‘IF WE DON’T KNOW OUR LAND, WE’LL FREEZE!’

“Wow! There is nothing–just white!”  I exclaim whilst staring at the vast Russian tundra from the little window of the tiny local plane, which was going to take us from Naryan-Mar, the capital of the Nenets Autonomous Okrug to Indiga, in the heart of northwestern Russia.   Unimpressed, Tom looks at me and says: “You are talking like an oil person, Diana. This is valuable reindeer pasture!”

It was the 15th of February and we were heading to the first of the seven villages in the far reaches of the Russian Arctic, in which we were to conduct interviews with elders, reindeer herders, teachers and local administrators on climate change, ethnicity and language, as part of the Circumpolar Land Use and Ethnicity Project. An IPY project led by Hugh Beach (Upssala University), Tom Thornton (Oxford University) and coordinated by Tamara Semenova (Russian Academy of Sciences and Ministry of Culture).

And so again, I open and close my eyes. Yet all I can see iswhite.….an endless frozen desert. Having never been to the Arctic, it was hard for me to imagine how people could live in such extreme ‘nothingness’.  But I was soon to encounter the unimaginable! In such a hostile landscape, where temperatures can drop to  -50C and vegetation only grows for few days a year, communities of reindeer herders have lived for thousands of years moving hundreds of kilometers between seasonal pastures. Ironically, it’s precisely this hostility which makes the landscape so vulnerable and delicate.

Referred in the 90s as “Arctic Kuwait” due to the exploration of its vast oil and gas deposits, the Nenets Autonomous Okrug, home to the Nenets indigenous people, has become a landscape of contested resources. Reindeer herding used to be a family occupation, the entire family used to live and migrate together. However, during the Soviet period, collectivization policies forced women and children to settle down in villages and reindeer herders to practice a shift mode of herding. This semi-nomadic lifestyle completely eroded the nuclear family.
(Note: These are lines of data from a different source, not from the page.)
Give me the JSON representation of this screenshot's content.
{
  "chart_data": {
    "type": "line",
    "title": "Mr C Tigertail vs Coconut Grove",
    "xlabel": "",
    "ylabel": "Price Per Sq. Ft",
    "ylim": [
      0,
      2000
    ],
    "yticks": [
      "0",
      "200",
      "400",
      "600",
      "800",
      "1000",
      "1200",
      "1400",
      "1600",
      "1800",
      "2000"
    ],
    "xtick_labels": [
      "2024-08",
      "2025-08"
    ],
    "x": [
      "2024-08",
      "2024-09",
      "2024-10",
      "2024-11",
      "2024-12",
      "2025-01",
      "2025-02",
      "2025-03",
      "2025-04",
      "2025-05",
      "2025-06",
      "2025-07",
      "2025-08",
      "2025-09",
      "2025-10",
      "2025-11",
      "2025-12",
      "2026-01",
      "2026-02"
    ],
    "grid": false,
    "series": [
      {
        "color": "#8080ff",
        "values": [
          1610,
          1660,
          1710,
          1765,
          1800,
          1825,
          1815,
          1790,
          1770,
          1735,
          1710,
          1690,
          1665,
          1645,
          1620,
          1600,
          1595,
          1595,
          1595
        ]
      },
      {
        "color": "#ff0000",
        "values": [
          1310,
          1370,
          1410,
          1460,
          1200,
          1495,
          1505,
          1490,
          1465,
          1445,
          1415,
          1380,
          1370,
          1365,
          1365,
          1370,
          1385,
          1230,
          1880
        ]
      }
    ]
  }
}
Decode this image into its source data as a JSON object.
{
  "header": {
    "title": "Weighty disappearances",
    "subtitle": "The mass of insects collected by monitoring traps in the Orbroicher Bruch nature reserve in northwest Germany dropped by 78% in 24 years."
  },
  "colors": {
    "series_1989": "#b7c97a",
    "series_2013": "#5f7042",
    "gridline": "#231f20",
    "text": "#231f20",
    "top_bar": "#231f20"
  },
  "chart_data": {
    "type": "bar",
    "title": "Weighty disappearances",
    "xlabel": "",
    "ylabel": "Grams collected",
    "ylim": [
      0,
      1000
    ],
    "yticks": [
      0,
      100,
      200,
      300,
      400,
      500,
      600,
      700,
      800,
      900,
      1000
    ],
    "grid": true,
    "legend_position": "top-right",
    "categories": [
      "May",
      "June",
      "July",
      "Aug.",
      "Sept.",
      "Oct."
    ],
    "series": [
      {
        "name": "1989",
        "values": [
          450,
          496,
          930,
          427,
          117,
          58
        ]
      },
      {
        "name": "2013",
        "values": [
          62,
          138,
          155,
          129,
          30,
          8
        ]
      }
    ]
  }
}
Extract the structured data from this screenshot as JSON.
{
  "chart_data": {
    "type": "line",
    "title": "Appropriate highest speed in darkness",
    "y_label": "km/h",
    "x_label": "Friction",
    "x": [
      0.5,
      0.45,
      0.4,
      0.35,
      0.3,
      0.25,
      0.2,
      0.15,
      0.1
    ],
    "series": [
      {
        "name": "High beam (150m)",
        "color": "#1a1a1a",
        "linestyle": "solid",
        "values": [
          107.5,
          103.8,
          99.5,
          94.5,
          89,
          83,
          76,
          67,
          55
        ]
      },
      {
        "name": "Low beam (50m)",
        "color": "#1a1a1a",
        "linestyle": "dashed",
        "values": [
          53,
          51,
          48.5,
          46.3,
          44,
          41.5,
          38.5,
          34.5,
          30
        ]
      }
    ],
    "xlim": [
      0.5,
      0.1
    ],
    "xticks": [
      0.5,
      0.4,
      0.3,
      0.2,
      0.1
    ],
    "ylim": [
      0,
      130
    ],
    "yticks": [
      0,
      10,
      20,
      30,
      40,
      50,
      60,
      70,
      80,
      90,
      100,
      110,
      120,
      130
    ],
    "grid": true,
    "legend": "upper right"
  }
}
And, to this day the lives of the men who continue to herd reindeer are divided between their homes in the village and their chums (traditional tents made of reindeer fur) in the tundra.

As reindeer migration routes are being encroached upon and trespassed by pipelines as development projects and oil rigs become the new wayfinders, a new landscape is silently unfolding.  And so I was eager to find out how easy it would be for the Nenets to interpret satellite images of their territory. I took with me satellite images of the villages we had planned to visit at different scales, and did some participatory mapping exercises in a high-school in Naryan-Mar as well as with local people in the villages of Krasnoe and Indiga. In a matter of seconds, they had scanned the images and were drawing lines and writing down the names of the rivers on the map with avid enthusiasm.  Even the people who had not grown up in the tundra could recognize most features on the map, recollecting stories passed along from their elders. Amused at my astonishment, Andrey, a herder from Indiga, reminded me that: “If we don’t know our land, we’ll freeze!”

Getting lost in the Arctic tundra, where winter lasts eighth months out of the year, is something which you just can’t afford to do. And, it’s precisely this intimate knowledge of the land, which is so precious that needs to be protected, as most of the elders said. The faith of this endangered way of life, which for thousands of years has proven to be so resilient in responding to changing circumstances, has allowed the Nenets to live and thrive in the Arctic tundra for thousands of years. 

Due to the disintegration of the nuclear family and to forced introduction of internat-schools (boarding schools), the valuable skills needed to herd reindeer are dwindling away, which is causing great anxiety amongst the elders. The Yamb-To Nenets were the only community who managed to escape collectivization and schooling; to this date, they still follow a unique nomadic lifestyle. This way of life needs to be documented, cherished and revitalized among the young; it is their heritage, but it is also ours. The Nenets represent a unique case of humanity’s ingenuity and resilience in the face of difficult odds, in the midst of one of the most inhospitable climates on earth. Living amongst these communities has humbled me in many ways; despite all the adversities, they still remain an integral part of the ecosystem. Not fighting against nature, but being part of it.  We have a lot to learn!

I am extremely grateful for the hospitality I received by the reindeer herders, who shared their chums, malitsas (traditional coats made of reindeer fur) and life with me.  I am also indebted to ExCites, my research group, for their support and intellectual stimulus. And a big thank you to my travel companions; Olga, Tamara, Tom and Alex for ‘walking behind me’ and of course to Hugh, for making it all happen!